We've said this before, but it bears repeating from a different angle: specific numbers are the most extractable form of content. An engine can pull "34% faster" or "92% retention rate" and cite it as a standalone fact, without needing the surrounding paragraph for context.

Every page on your site should answer one question: what's the number here? "We serve many customers" → "We serve 500+ enterprise customers with 92% annual retention." The first version is filler. The second version is a citation waiting to happen.


3. Definitions and Concepts (+57%)

A large portion of AI-generated answers are explanatory — "what is X," "how does Y work," "what's the difference between A and B." When an engine needs to build that explanation, it looks for a clear, authoritative definition it can quote.

If your content has a section that says "X refers to..." or "A is..." or "the term means..." — that section is doing heavy lifting for your AI visibility. Include definitions even for concepts you assume your readers already know. The "obvious" definition is often exactly what the engine is searching for.


4. Comparisons and Pros/Cons (+55%)

When someone asks an AI engine "which is better, A or B" — one of the largest categories of AI queries — the engine needs structured comparison data. A table is worth more than paragraphs of prose here, because the engine can extract individual data points directly from the cells.

Structure matters. Compare systematically: by price, by features, by use case, by scale. Include "choose A when..." and "choose B when..." decision logic. The engine will pull from it.


5. Step-by-Step Guides (+41%)

How-to content performs well, but only when the steps are discrete and independent. The engine needs to be able to pull Step 3 — and only Step 3 — and have it make sense on its own.

Use numbered steps. Keep each one short and actionable. Avoid embedding critical context inside a step description where it can't be extracted independently.


6. Quotes and Opinions

Quotes do get cited, just at lower rates than data-driven formats. The problem is structural: an engine can't easily "verify" someone's opinion the way it can verify a statistic. If your main goal is brand exposure — getting your company name in the answer — quotes work fine. If your goal is maximizing citation frequency, lead with data.


Why FAQ Pages Don't Help

You'd think FAQ pages would be perfect for AI search — after all, engines are answering questions. But the data shows pure Q&A pages have a small negative effect on absorption.
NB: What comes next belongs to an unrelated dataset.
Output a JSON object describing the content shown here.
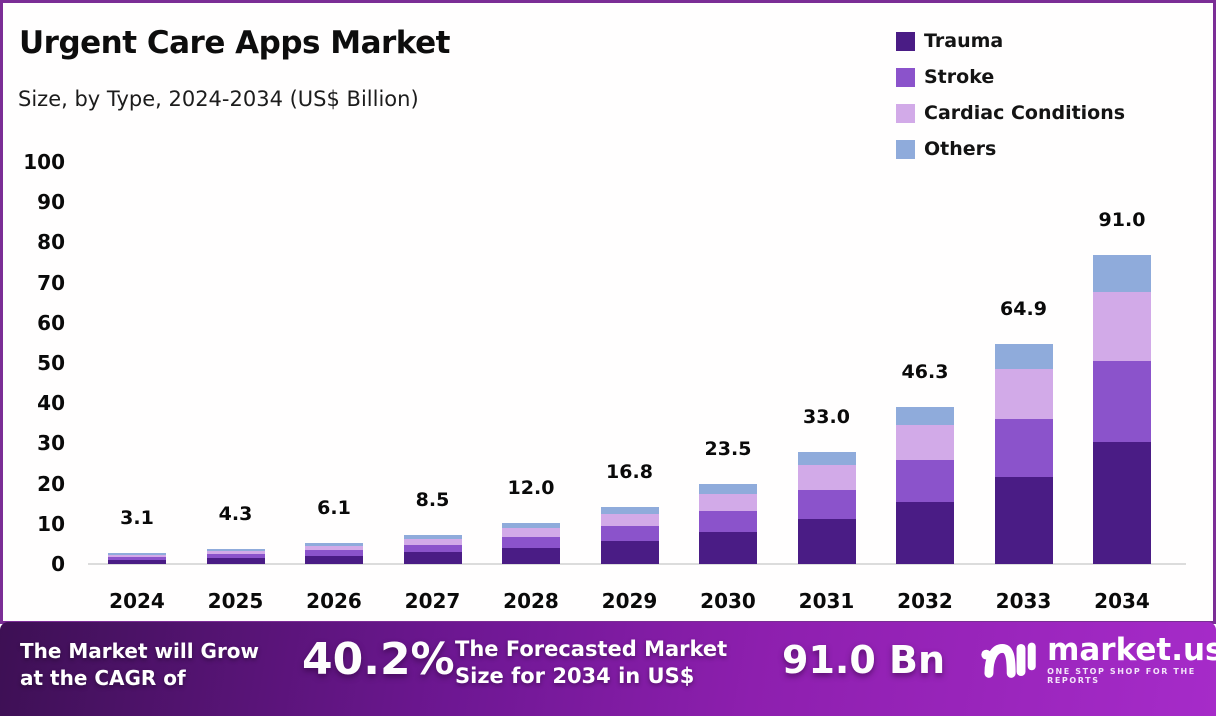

FAQ answers tend to be too short to carry context, they rarely include the kind of evidence engines look for (statistics, citations, source links), and the format doesn't give the engine much to build an answer around. A well-argued paragraph with supporting data will outperform a Q&A pair every time.

Keep your FAQ pages for human visitors. Don't count on them for AI visibility.


How to Apply This

Your Page TypeFocus on These
Product pagesNumbers, comparisons
Technical docsCode/config, step-by-step
Industry analysisNumbers, comparisons
Educational contentDefinitions, step-by-step
Case studiesNumbers (results data)
About pageNumbers (company data)

One last thing: don't use just one format. The most-cited content in the study combined two or three — a definition plus a few data points plus a comparison table, for example. Each format gives the engine a different reason to cite you.


Based on: Analysis of 18,151 pages, 21,143 citation records, and 72 extracted features across ChatGPT, Google AI Overview, and Perplexity — measuring evidence genre absorption rates and format-specific citation probability.